O Distrito Federal deu um passo inédito na saúde pública ao assinar, nesta segunda-feira (12), o projeto que implantará o primeiro Centro de Tecnologias de Reabilitação Neuromotora do DF. A iniciativa, liderada pelo Governo do Distrito Federal, tem foco no desenvolvimento e no uso de exoesqueletos e dispositivos robóticos inteligentes para pacientes que precisam de reabilitação após acidente vascular cerebral (AVC) e outras condições neurológicas.

A pesquisa, orçada em R$ 2,9 milhões, será integrada à rede pública de saúde e ao Instituto de Gestão Estratégica (Iges-DF). Segundo o governo, o centro vai transformar o DF em referência nacional em tecnologia assistiva aplicada ao SUS.

Durante a assinatura, a governadora em exercício Celina Leão destacou que a medida representa mais do que previsão orçamentária.
“A assinatura deste termo não é apenas um ato administrativo; é um compromisso público com uma política de saúde que olha para o futuro”, afirmou.

O projeto adota uma estratégia dupla: adquirir e adaptar um exoesqueleto comercial de última geração, destinado a pacientes com maior potencial de recuperação, e desenvolver no DF um andador robótico inteligente de baixo custo, com capacidade de alcançar mais usuários.

O secretário de Saúde, Juracy Lacerda, reforçou o impacto humano da iniciativa.
“Estamos falando de pais, mães e filhos que poderão retomar atividades, conquistar autonomia e ter uma vida mais digna”, disse.
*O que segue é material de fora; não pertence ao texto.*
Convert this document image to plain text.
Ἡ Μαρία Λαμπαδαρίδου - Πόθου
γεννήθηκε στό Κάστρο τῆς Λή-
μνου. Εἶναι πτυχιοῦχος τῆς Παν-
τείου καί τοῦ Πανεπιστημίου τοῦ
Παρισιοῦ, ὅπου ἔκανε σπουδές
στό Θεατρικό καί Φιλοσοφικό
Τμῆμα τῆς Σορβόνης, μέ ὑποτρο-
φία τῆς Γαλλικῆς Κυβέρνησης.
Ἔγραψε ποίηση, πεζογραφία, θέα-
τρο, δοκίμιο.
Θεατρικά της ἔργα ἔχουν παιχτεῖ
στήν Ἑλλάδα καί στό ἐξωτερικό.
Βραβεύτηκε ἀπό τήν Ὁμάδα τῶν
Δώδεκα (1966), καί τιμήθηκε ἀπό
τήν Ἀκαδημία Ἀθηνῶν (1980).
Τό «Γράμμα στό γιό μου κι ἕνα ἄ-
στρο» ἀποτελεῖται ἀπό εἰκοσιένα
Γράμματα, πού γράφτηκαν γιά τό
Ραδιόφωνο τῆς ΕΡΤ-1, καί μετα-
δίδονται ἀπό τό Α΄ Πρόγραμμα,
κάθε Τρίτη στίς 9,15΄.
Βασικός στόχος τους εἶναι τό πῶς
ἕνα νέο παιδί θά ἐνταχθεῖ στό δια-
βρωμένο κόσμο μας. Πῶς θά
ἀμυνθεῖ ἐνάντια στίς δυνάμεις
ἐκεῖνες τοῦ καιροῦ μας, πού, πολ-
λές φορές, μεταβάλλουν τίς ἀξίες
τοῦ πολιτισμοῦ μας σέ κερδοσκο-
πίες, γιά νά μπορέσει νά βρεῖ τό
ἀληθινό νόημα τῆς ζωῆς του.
A estimativa é de atender entre 1,5 mil e 2 mil pacientes por ano e gerar uma economia potencial de mais de R$ 300 milhões em cinco anos ao sistema público, com redução de internações, reinternações e dependência funcional.
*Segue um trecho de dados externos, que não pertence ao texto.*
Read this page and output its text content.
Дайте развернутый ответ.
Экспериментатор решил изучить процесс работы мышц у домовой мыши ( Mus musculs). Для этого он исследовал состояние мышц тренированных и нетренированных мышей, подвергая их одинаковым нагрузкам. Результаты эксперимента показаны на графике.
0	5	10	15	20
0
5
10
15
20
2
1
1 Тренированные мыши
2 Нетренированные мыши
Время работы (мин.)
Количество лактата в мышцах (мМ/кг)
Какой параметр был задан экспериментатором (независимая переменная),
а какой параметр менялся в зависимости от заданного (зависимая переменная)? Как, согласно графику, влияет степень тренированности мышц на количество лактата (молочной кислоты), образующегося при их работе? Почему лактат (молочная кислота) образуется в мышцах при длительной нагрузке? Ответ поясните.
A pesquisa terá duração inicial de 18 meses e será liderada pelo Laboratório de Automação e Robótica da Universidade de Brasília (Lara-UnB), referência em robótica aplicada à saúde. A execução contará com uma rede clínica formada pelo Hospital Universitário de Brasília, Hospital de Base e Hospital de Apoio.

Em fase experimental, pacientes da rede pública com sequelas neurológicas, como vítimas de AVC, acidentes de trânsito e doenças degenerativas, poderão ser encaminhados por unidades credenciadas como os CERs de Taguatinga e o Iges-DF. A incorporação definitiva ao SUS ocorrerá após conclusão dos estudos e validação clínica.
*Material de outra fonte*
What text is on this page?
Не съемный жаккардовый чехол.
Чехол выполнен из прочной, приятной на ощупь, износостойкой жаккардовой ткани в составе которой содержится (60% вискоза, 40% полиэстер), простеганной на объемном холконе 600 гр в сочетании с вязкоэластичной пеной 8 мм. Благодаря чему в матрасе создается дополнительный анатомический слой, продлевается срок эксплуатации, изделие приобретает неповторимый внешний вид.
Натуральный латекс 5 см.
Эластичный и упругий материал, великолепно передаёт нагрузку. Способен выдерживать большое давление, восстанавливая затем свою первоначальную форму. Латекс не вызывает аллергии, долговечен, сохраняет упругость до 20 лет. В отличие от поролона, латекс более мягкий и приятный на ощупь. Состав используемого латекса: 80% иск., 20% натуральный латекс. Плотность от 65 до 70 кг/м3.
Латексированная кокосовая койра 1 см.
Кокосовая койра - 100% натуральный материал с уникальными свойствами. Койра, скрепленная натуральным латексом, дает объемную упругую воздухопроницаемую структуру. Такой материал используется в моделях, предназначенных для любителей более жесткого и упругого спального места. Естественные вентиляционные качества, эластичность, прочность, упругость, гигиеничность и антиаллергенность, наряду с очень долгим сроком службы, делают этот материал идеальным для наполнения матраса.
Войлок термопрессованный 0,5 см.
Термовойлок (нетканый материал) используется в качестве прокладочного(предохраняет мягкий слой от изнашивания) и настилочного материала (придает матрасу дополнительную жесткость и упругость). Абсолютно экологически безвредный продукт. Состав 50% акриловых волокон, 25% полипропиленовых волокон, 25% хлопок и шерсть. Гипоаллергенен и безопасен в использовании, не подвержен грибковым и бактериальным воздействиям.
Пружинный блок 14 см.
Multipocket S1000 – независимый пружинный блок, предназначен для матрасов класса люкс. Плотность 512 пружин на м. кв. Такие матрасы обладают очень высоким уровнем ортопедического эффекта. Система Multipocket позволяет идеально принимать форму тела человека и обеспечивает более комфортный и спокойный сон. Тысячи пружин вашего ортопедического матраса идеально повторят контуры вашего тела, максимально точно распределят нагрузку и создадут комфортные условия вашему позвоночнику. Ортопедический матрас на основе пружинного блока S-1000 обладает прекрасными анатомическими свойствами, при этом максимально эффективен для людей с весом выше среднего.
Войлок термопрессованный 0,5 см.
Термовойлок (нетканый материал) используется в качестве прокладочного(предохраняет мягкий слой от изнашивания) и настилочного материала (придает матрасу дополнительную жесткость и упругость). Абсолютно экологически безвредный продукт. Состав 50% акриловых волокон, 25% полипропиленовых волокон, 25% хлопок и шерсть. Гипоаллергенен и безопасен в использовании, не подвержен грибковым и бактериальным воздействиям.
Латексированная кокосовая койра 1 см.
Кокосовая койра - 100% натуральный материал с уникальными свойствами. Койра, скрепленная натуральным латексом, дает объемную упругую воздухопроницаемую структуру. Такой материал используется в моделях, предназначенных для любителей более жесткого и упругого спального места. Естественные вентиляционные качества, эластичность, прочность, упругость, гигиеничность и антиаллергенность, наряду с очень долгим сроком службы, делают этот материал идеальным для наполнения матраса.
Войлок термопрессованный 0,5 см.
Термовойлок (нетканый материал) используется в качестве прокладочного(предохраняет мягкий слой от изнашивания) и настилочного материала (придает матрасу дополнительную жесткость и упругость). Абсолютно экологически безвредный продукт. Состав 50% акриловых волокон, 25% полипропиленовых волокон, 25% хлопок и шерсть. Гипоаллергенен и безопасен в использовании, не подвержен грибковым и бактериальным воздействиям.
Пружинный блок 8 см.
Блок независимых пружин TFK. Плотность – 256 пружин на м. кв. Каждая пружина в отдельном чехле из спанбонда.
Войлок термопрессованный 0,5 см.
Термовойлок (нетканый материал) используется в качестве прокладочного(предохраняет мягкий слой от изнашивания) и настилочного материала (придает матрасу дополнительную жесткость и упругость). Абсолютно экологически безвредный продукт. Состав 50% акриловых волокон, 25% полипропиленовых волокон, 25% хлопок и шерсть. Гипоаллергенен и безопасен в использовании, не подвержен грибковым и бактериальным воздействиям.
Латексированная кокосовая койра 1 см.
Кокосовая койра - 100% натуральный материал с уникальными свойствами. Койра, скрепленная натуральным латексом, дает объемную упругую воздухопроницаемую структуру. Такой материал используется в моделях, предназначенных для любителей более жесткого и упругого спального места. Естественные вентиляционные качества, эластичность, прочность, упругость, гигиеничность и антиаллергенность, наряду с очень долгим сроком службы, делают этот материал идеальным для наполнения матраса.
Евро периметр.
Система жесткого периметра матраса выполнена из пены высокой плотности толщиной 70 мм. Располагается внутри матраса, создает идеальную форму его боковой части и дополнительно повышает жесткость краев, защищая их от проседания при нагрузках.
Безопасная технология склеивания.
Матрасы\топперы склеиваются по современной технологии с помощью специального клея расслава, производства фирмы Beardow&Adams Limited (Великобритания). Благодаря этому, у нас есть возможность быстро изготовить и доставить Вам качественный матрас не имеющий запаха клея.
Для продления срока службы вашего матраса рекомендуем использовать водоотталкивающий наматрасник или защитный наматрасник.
O presidente do Iges-DF, Cleber Fernandes, destacou a relevância do acordo:
“Estamos muito entusiasmados em ampliar nossa participação neste projeto do GDF, que demonstra uma visão voltada para toda a sociedade.”

Se validado, o DF será o primeiro estado do país a integrar soluções robóticas de reabilitação à rede pública de saúde de forma estruturada.